A torcida do Cruzeiro começou apoiando a equipe antes mesmo de a bola rolar. Após a rua de fogo no lado de for do estádio, a Nação Azul recebeu a equipe com um mosaico 3D. Quando a bola rolou, a torcida estrelada ganhou logo um 'combustível', na primeira chegada perigosa da Raposa. Quando Tressoldi, zagueiro atleticano, caiu no chão sentindo dores, logo com um minuto de jogo, os cruzeirenses vaiaram o atleta. As vaias se fortaleceram ainda mais quando o jogador precisou deixar o gramado.

Siga O TEMPO no Google e receba as principais notícias
Seguir no Google

Porém logo a torcida estrelada passou a ter mais momentos de silêncio e preocupação, à medida em que o Atlético começou a ameaçar o gol celeste. Quando o time preto e branco tinha a posse de bola, a torcida mandante variava entre o silêncio e as vaias para tentar desestabilizar a equipe visitante.

Em momentos esporádicos na etapa inicial, a torcida do Cruzeiro esboçou gritos e músicas de apoio ao time, em uma tentativa de levantar os ânimos da equipe no gramado.

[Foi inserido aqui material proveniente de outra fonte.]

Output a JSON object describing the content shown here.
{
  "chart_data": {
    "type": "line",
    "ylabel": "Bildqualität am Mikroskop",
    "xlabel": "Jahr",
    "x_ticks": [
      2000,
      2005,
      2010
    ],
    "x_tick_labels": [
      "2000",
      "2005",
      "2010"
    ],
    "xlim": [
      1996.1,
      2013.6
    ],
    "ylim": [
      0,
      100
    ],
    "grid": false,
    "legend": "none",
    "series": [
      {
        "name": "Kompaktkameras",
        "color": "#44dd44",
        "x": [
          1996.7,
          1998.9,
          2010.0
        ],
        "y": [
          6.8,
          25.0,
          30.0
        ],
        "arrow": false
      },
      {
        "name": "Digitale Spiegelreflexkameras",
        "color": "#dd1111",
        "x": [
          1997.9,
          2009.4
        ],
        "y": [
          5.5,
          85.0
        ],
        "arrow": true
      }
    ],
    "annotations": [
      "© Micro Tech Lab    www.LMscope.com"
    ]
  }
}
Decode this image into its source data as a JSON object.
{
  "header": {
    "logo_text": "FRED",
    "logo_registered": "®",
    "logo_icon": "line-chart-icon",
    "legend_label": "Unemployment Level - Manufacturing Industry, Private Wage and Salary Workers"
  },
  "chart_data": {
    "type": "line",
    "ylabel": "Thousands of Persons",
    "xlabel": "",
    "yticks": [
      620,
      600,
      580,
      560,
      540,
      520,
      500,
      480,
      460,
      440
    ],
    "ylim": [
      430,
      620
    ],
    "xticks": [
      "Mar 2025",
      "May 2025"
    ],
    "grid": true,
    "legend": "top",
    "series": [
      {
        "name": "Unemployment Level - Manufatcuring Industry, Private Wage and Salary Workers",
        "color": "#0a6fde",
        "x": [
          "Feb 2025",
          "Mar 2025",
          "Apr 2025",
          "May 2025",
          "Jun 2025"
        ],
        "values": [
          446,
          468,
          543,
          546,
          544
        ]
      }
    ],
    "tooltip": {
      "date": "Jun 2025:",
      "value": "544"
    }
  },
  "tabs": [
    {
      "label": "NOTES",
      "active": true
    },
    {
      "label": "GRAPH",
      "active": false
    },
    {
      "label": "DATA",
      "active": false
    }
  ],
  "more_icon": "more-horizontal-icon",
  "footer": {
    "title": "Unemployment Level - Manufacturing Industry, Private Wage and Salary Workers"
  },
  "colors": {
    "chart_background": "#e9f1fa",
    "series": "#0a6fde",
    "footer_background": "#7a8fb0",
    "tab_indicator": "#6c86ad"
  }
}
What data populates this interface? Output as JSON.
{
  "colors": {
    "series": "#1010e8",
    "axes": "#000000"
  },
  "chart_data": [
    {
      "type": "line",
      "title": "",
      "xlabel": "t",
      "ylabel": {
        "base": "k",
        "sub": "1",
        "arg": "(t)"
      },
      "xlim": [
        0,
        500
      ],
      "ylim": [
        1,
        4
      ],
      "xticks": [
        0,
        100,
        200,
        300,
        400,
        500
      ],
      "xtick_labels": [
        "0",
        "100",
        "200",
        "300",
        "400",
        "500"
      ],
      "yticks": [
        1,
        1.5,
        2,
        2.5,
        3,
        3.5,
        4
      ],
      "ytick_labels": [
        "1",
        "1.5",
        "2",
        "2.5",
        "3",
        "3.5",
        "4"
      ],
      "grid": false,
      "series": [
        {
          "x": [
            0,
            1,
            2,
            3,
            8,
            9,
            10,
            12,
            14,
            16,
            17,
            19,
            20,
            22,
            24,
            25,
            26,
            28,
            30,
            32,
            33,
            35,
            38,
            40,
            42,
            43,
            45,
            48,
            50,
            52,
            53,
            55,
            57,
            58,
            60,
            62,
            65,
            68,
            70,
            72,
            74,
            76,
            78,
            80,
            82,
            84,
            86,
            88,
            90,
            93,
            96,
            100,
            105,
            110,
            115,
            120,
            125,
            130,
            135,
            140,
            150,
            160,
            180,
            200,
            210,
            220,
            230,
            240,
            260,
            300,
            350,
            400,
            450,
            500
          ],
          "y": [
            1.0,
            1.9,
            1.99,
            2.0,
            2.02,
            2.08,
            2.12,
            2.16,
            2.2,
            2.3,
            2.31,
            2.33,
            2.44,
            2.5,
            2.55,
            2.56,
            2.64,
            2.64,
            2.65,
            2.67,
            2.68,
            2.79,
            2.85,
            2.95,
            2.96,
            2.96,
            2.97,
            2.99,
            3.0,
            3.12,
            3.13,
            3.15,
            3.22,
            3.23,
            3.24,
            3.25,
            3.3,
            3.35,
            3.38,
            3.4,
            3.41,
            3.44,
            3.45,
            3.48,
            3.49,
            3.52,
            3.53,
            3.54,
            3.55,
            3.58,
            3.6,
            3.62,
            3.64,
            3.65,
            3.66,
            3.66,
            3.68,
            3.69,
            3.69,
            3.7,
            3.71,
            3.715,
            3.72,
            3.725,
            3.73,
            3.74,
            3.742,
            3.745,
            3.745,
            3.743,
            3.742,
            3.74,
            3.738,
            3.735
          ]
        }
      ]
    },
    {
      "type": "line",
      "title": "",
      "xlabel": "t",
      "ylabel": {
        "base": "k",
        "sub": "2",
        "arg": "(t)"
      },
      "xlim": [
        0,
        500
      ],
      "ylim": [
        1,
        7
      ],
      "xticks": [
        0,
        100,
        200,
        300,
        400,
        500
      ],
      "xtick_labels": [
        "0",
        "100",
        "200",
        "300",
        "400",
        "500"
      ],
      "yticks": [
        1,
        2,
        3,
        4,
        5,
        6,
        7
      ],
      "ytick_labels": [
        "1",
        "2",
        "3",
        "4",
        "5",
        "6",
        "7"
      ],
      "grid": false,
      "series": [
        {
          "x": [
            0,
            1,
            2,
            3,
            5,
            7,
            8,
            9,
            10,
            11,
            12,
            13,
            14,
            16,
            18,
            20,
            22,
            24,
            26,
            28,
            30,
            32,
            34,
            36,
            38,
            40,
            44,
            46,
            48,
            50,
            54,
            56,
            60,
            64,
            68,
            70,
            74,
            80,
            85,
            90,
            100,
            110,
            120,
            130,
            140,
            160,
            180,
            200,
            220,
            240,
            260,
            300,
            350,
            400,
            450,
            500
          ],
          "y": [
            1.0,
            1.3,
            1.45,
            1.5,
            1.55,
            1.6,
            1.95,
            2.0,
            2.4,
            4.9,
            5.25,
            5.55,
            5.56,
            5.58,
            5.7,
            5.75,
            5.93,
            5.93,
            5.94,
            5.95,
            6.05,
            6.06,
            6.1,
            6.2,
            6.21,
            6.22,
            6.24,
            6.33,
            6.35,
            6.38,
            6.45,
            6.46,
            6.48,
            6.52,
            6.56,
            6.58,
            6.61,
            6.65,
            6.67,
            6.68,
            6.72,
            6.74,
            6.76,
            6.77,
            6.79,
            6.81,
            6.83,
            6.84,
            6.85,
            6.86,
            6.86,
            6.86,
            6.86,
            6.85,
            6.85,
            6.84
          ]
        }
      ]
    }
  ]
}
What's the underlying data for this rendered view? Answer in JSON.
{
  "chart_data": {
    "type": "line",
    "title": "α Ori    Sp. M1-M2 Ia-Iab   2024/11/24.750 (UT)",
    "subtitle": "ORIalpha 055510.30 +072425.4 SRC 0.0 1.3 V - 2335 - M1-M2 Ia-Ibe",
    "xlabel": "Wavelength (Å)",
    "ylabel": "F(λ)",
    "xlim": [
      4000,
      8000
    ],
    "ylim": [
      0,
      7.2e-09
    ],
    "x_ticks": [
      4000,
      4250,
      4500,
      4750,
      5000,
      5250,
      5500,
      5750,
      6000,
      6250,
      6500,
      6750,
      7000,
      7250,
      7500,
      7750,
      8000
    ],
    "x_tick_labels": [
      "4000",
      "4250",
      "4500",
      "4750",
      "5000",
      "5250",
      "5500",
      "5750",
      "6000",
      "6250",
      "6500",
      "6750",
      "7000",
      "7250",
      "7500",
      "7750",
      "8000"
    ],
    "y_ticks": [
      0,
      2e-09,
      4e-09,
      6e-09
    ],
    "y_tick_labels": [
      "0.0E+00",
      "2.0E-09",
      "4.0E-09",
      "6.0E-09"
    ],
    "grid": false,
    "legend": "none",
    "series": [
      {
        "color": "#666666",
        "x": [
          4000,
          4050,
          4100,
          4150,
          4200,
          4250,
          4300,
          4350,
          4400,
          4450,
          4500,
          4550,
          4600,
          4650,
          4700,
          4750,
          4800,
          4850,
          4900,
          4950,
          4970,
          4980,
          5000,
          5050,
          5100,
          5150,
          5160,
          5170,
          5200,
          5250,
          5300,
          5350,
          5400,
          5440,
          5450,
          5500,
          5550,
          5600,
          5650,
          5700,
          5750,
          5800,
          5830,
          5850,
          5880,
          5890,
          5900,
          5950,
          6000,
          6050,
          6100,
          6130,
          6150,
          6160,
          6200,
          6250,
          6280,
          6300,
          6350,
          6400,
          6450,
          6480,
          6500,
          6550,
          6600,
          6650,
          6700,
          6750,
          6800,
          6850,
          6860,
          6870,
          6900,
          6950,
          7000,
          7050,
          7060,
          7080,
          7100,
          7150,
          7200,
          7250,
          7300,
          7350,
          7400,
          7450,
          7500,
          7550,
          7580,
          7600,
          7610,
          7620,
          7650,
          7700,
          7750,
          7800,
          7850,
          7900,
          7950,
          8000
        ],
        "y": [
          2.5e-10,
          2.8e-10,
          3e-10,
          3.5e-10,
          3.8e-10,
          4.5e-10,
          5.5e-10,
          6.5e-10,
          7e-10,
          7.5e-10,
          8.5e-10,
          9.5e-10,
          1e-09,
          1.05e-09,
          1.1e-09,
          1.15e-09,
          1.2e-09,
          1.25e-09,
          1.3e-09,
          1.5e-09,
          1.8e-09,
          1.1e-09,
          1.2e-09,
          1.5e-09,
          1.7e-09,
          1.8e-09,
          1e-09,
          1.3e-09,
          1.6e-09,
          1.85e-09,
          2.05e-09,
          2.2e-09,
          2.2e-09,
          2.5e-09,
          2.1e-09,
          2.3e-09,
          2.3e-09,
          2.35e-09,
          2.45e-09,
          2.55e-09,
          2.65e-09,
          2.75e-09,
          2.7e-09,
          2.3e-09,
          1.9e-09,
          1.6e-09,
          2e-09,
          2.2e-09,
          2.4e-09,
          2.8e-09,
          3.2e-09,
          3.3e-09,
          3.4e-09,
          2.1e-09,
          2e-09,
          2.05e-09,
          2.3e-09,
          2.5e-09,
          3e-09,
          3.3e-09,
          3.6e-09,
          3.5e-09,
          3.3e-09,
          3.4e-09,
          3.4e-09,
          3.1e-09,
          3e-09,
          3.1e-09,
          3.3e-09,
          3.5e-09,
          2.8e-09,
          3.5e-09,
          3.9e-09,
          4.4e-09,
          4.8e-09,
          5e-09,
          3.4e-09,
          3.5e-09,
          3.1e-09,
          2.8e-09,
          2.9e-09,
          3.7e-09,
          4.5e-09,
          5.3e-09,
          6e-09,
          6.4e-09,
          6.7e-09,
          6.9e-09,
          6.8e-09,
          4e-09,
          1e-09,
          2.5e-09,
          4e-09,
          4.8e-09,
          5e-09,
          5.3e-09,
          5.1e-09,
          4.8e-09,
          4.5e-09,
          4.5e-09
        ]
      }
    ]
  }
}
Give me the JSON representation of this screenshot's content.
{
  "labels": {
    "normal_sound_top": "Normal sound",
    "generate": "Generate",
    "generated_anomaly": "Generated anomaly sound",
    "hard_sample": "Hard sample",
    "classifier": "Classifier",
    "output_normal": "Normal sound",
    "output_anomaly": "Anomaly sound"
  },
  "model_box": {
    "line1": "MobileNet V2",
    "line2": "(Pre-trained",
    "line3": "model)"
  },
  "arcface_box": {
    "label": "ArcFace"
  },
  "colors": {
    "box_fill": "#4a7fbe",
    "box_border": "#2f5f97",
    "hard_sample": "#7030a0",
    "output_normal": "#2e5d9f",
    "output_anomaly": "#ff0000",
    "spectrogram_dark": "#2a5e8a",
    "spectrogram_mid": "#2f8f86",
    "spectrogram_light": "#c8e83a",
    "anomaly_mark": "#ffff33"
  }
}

Os gritos ficaram ainda mais potentes quando a equipe começou a, aos poucos, cercar um pouco mais a área atleticana, isto a partir dos 30 minutos do primeiro tempo.

Mas ao mesmo tempo, a impaciência também foi o sentimento das arquibancadas azuis, por causa dos erros da equipe. A equipe celeste errava muitos passes fáceis no ataque, o que diversas vezes enfureceu os torcedores azuis. Não houve xingamentos ou críticas a um jogador específico, mas a inconformação com os erros da equipe foi evidente, com gestos efusivos de reclamação.

A arbitragem também enervou a torcida cruzeirense. A cada marcação de falta contra o Cruzeiro, os celeste mostravam absoluta irritação. Por mais de uma vez a nação celeste esbravejou contra o árbitro. A paciência acabou de vez quando o juiz deixou de marcar uma falta em Fagner, na entrada da área e, logo depois, anotou uma falta de Gerson no meio de campo.

Neste momento, a torcida azul fez o famoso grito de ofensa à família do árbitro.